Любопытно, что в один период времени, одновременно, у меня и Ханечки происходят события, меняющие жизнь кардинально. Любопытно, что в один момент мы со старшей дочкой оказались в разных странах – я в Германии, она во Франции.

032399. Северное море (nordensee), norddeich – приморский район городка norden, земля Нижняя Саксония/ Niedersachen, так называемый регион Ostfriesland.

Немцы – романтическая нация. Очень романтическое место, одно из самых романтических в моей жизни. Сочетание воздушных змеев, морской бесконечности, торчащие на рейде мачты яхт, корабли на горизонте, ветряки на холмах.
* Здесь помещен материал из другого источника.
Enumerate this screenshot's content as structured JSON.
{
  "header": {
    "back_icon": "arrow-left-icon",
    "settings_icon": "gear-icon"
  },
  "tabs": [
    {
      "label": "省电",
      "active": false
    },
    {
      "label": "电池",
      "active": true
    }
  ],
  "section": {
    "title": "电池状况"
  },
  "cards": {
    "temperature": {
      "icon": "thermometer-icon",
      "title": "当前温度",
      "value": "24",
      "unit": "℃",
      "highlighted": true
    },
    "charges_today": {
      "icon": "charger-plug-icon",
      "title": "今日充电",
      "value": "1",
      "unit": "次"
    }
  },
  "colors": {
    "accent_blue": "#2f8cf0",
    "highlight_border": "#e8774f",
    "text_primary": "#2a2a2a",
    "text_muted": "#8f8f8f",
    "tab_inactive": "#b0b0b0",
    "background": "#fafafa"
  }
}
Немецкий педантизм и технологичность в действии, во всей красе – технология романтизма. Немецкое побережье Северного моря – пример сделанного романтизма. На всем налет едва заметной запущенности. На самом деле – это как после хорошей стрижки, собственно стрижка и не видна. Первозданность сохранена. Осознанно. Осознанная запущенность – это бережно и умно.

Впрочем, романтизм ставит много вопросов, на которые не дает ответа. Он их лишь возбуждает, укрепляет и провоцирует. Но ничему не учит. Ничего не открывает наверняка. Романтизм любит полутона, полудействия, полумеры, неопределенность, плавность линий и движений, неосознанность действий и целей. Всего этого не терпит духовность. Если романтизм – это подростковый возраст, то духовность – это взрослость. Подростки категоричны и жестоки. Немцы – подростковая нация. А как еще объяснить Бухенвальд и иже?

Сейчас лучшее время на Северном море. Погода еще не устойчивая. Теплые дни перемежаются пронзительным ветром и холодными вечерами. Горячее солнце сменяется настоящим северным холодным пастельным закатом. Материальная бесконечность. Реализованная материальная бесконечность. Кстати, и езда на велосипеде по полям, вдоль моря также весьма романтична.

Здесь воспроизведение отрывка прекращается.